Basically any field where you have acknowledged that the systems you are concerned with are complex and might never be fully understood, but where you still have stuff to do and you work with the knowledge that these systems are adaptive and might have emergent behavior. And that poking in one place might have unknown consequences. Where the primary tools are around monitoring and feedback to detect and diagnose new behaviors. And to manipulate these complex networks of stuff to do the thing you want, all the while knowing that it might very well also do something completely different and probably not desired.
I guess the fundamental difference from modeling is that even though you might try on occasion to reduce things to a formal model and reason about things in that formal model, you don’t really believe in it.
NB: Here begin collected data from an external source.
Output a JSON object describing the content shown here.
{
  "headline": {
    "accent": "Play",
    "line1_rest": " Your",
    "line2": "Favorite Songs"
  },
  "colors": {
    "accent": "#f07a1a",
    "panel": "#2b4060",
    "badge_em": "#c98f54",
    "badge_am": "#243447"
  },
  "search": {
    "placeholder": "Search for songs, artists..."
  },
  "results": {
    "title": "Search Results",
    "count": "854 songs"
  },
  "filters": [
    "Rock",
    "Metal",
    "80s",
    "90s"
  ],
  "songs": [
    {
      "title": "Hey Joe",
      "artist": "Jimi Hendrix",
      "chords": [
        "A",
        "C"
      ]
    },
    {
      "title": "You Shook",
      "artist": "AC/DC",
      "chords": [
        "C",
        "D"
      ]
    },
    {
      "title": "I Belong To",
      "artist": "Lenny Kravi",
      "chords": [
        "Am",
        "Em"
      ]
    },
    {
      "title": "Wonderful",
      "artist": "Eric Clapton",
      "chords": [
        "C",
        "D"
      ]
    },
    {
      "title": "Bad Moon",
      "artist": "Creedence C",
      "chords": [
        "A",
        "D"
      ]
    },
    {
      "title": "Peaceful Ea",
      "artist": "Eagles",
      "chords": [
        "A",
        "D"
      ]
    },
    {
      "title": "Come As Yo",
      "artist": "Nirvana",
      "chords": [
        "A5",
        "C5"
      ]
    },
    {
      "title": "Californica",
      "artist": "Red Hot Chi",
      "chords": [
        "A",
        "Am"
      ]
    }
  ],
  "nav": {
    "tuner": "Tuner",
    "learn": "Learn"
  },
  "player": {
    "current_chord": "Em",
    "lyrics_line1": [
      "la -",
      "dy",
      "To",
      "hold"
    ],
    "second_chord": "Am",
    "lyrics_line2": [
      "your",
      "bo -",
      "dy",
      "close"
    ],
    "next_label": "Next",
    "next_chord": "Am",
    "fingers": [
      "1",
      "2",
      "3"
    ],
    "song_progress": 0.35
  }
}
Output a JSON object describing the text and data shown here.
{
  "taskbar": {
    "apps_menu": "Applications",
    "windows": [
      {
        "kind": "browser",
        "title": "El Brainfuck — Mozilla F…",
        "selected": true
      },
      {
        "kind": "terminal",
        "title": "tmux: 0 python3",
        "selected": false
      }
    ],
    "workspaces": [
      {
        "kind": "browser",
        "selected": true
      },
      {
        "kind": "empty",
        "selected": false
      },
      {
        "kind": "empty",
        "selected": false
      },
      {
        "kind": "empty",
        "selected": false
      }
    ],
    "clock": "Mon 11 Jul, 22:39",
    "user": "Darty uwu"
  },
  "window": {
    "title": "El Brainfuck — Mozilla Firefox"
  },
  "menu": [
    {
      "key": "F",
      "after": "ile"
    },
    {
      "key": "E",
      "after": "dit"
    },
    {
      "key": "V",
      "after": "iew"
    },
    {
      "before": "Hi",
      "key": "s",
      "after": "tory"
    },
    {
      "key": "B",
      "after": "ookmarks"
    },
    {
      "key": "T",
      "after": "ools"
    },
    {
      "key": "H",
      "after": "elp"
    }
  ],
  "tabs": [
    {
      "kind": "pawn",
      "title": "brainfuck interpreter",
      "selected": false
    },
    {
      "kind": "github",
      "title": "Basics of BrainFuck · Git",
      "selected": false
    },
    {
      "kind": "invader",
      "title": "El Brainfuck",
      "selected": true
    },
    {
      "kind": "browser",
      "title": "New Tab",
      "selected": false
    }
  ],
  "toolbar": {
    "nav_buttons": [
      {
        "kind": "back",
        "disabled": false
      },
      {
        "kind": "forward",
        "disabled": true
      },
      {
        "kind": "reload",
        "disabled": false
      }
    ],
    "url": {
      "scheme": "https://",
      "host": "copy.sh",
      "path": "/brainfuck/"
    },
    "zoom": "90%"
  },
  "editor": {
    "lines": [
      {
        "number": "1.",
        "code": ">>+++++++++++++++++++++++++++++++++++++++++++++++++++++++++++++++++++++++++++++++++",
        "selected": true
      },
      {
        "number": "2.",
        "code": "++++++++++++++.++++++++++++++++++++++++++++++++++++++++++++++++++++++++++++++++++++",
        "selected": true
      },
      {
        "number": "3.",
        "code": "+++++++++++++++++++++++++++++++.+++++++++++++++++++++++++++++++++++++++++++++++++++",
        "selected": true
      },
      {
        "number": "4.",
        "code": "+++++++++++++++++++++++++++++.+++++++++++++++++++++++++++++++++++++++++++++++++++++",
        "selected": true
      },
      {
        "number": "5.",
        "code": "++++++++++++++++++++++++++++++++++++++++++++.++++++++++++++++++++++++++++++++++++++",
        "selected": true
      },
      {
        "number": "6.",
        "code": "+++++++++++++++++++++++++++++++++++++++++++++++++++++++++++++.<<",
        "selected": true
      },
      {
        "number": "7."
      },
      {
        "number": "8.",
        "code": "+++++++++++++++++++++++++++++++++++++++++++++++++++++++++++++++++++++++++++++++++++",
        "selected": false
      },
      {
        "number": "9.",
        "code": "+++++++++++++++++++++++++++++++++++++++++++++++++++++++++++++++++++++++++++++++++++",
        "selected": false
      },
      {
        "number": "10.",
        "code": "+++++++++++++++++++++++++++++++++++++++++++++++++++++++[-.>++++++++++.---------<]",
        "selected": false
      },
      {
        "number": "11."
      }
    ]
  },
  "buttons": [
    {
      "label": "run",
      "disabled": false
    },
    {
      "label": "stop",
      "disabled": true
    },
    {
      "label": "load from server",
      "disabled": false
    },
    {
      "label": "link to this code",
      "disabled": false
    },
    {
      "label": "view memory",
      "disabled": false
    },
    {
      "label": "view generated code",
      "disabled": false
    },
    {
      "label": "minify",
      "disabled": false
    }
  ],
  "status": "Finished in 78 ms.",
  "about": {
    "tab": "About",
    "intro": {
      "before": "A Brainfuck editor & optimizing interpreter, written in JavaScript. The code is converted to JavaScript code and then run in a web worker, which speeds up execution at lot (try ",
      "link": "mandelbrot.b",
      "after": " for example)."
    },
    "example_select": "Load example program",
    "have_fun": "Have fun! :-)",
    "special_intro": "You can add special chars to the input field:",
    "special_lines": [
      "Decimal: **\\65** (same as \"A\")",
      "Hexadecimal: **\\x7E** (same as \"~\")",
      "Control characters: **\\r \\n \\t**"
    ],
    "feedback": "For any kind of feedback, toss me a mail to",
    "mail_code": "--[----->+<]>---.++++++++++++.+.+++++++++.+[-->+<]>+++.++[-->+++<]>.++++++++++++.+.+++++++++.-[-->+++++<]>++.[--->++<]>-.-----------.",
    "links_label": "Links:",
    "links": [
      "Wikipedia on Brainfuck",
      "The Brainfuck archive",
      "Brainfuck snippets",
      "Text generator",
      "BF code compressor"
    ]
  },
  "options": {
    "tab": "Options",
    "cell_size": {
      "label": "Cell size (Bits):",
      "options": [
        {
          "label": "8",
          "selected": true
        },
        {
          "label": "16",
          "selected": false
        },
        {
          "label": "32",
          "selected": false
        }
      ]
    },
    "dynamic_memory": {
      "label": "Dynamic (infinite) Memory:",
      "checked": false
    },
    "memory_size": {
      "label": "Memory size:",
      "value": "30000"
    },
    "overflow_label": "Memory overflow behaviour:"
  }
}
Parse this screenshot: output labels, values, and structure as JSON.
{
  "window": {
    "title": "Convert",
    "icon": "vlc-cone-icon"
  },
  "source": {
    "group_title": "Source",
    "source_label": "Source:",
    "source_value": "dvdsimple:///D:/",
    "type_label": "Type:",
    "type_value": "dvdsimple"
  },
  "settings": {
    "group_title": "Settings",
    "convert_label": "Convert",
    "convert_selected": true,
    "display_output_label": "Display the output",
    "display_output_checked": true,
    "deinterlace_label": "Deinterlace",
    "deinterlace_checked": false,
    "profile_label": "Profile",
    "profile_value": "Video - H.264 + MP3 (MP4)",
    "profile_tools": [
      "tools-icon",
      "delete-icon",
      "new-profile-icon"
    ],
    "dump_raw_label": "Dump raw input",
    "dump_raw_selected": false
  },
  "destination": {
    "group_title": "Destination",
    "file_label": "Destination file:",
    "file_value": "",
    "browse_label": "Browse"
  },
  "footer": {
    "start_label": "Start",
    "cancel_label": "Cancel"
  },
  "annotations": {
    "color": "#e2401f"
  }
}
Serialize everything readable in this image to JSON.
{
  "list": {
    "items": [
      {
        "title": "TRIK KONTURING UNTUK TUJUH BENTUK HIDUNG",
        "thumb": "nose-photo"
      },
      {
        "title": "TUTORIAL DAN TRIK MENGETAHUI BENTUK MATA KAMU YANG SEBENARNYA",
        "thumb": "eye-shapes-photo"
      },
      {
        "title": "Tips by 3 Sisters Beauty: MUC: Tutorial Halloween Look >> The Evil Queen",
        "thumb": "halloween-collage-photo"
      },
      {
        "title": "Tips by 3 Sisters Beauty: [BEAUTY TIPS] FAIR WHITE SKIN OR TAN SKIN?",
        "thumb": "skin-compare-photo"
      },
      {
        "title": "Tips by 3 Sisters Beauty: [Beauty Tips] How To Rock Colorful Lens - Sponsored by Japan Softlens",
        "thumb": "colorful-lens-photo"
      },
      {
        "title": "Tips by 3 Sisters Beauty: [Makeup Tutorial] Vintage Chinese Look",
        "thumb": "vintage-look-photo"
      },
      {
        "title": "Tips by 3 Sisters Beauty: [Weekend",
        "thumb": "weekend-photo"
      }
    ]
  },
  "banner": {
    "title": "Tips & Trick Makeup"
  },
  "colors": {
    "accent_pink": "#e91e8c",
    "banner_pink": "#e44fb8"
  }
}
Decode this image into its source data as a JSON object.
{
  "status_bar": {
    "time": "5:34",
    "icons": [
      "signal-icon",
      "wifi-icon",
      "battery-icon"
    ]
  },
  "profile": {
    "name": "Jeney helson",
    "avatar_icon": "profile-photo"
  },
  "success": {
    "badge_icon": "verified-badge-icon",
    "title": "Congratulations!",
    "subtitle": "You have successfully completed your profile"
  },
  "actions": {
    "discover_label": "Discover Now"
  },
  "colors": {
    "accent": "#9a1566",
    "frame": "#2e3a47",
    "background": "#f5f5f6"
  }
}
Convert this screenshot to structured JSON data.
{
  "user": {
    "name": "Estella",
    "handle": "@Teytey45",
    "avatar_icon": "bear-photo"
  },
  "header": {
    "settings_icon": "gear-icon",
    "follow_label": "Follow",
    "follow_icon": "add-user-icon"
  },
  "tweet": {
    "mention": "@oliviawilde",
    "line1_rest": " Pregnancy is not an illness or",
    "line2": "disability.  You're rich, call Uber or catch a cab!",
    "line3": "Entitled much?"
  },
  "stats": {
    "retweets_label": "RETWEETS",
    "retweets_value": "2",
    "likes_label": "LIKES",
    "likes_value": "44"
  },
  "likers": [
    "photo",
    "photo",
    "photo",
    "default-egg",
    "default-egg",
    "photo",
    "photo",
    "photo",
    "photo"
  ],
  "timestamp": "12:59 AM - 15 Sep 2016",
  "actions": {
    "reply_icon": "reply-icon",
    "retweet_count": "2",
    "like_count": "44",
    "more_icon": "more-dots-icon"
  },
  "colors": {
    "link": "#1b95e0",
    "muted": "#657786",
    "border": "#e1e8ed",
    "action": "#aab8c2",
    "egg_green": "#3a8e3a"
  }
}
You know the real thing is “alive” and that the information that is removed to model whatever process you are concerned with, will contain data that is essential and even more importantly: you know that there is essential data that has been removed that you don’t even know is essential.
I think the people for which Cybernetics will make the most sense are people who work in vulnerability research and exploit development. This systems theory fits very well with a lot of their findings and methodology.
Finished first read, but now I need to reread the beginning. Current impression is that I find the arguments individually interesting. I’m not sure the underlying logical argument they are a part of is logical or if the conclusion is a logical result. But I still found the book very interesting. Especially the first 3/4ths. The basic logical argument he seems to present is that current capitalism has constructed a mechanism that forces managers of publicly traded companies to serve shortterm goals. And that this makes it impossible for companies to adapt sufficiently to accommodate looming crises like climate change. When leadership has to deliver on quarterly numbers they cannot steer according to any other metrics. I think his idea is that if we can somehow break that mechanism then… and this part I’m unclear on and I’m not sure I find it very interesting either. Basically I don’t know how I feel about the broader logical argument, but I found the discussion to get there very interesting.
The more I think about this, the more I need an economist to tell me this isn’t how they actually work and what they actually believe. Because that’s just bananas. First let’s “simplify” a complex system into a formal model and then you reason in it, maybe run some simulations and then… you believe it? And this idea of believing in a “market” as some sort of entity that will not only stabilize into a state, but that that state is somehow “good”, or even “optimal”. That’s bananas. That’s a fucking religion.